It’d been just over two years since I moved to the USA, and my time here is now almost at an end. Sadly I’m not going back home to Australia just yet – in January 2016 I’m moving to London.
There are few cities that can genuinely be considered capitals of the world – and London is at the top of the list. A nexus of culture, finance, technology, and history, it has everything I could possibly want in a place to live. (Except, perhaps, too many English people that remember the result of the last Ashes series.)
With the exception of Brisbane – which for me will always be home – there is nowhere else I’d rather be going.
I’m excited about a new adventure in a new land; from a personal point of view I’m looking forward to being able to explore the United Kingdom in more detail, and being at the doorstep to the rest of Europe. From a professional perspective, I can’t wait to check out their entrepreneurial and startup ecosystem to develop new insights that I hope to bring back to Australia.

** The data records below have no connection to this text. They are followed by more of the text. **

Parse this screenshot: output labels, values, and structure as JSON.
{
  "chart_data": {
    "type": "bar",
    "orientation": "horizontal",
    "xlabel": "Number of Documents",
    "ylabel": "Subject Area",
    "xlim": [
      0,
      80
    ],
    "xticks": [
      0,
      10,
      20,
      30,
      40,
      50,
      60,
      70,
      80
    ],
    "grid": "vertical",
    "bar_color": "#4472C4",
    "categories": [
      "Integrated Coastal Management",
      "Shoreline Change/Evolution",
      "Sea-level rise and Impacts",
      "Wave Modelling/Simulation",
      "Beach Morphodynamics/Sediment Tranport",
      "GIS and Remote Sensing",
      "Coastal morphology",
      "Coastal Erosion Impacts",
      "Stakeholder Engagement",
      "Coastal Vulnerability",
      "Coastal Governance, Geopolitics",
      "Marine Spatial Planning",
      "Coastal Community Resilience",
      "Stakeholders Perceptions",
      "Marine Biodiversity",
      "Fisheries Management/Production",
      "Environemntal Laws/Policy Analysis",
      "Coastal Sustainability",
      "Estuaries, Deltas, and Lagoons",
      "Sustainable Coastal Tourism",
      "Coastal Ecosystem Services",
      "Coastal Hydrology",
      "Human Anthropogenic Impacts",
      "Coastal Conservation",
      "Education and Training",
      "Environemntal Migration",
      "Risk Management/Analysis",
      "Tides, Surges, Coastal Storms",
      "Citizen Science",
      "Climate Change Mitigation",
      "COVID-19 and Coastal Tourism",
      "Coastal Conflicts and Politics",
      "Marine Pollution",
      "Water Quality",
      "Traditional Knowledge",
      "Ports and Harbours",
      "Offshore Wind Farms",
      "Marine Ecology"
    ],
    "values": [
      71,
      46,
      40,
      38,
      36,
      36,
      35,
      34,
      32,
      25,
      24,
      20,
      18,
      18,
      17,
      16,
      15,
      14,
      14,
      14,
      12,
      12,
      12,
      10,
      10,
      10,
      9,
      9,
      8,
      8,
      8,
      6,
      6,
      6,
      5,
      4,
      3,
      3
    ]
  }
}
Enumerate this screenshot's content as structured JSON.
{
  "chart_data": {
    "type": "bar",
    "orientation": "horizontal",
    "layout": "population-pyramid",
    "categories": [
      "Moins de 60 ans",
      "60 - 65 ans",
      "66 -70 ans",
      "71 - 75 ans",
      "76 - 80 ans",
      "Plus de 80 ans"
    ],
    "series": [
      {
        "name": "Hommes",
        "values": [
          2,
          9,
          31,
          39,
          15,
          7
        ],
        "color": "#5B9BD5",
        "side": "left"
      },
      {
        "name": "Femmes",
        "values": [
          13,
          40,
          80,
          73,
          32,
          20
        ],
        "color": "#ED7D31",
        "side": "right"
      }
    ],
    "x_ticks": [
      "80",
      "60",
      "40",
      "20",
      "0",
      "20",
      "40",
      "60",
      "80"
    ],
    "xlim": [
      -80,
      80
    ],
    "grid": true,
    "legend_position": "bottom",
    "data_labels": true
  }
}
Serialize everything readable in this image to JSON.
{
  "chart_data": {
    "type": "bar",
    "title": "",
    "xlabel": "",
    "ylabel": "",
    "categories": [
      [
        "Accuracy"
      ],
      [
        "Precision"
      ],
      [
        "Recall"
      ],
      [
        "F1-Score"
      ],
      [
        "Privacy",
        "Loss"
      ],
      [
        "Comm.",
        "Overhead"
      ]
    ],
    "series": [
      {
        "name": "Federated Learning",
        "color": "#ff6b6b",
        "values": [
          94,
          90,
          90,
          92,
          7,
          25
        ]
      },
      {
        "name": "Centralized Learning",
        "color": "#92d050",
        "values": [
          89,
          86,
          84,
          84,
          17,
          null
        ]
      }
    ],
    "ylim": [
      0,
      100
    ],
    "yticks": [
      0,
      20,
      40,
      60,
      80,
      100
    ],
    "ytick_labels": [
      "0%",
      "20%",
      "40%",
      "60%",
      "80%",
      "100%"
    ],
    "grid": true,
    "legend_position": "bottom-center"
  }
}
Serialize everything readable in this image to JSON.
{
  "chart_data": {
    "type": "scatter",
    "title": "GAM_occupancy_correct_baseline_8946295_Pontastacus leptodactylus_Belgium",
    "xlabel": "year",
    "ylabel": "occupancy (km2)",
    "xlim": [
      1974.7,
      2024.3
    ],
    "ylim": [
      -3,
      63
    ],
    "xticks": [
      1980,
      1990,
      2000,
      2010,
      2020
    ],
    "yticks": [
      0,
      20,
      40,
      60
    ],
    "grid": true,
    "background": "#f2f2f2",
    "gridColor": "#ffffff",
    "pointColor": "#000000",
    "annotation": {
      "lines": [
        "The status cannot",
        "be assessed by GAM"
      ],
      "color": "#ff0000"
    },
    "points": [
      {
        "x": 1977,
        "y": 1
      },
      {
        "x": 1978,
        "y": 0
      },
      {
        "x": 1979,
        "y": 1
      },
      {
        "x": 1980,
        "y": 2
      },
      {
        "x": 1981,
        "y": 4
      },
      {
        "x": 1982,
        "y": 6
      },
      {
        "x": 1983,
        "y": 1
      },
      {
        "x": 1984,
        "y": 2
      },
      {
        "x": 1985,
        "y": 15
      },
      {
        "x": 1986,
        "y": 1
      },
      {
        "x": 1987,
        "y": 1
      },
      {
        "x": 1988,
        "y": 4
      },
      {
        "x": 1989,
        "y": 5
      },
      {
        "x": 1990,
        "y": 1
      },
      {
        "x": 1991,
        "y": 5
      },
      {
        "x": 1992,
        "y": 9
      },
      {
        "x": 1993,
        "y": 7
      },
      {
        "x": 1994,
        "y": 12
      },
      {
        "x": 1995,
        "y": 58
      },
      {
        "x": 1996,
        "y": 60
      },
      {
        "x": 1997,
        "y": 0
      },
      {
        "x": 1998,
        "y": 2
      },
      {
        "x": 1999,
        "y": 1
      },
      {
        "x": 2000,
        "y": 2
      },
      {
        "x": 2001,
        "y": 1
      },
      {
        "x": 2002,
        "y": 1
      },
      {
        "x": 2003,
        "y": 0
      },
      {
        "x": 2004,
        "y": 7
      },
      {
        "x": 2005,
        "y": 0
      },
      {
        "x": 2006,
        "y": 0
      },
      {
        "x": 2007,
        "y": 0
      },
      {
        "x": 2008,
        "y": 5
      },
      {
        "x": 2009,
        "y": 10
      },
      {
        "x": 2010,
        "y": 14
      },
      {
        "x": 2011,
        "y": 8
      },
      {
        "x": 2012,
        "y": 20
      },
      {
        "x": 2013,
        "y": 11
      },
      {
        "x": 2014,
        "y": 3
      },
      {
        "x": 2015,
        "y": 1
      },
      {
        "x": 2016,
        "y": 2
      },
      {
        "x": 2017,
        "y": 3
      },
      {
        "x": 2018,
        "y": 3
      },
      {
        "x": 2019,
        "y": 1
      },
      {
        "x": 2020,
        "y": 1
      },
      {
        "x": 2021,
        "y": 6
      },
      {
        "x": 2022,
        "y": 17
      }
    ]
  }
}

When I first moved here, I’d planned a whole series of posts that I fully intended to write about the journey, mostly targeted to Australian startups that were looking to expand to the US – how the visa process works, what you need to do when you arrive, what it’s like living in the US, how the midwest compares to the more common destinations… As I look back, I realise I did precisely no writing on this topic.
I hope to rectify this in the coming weeks by providing some reflections of my time in the US.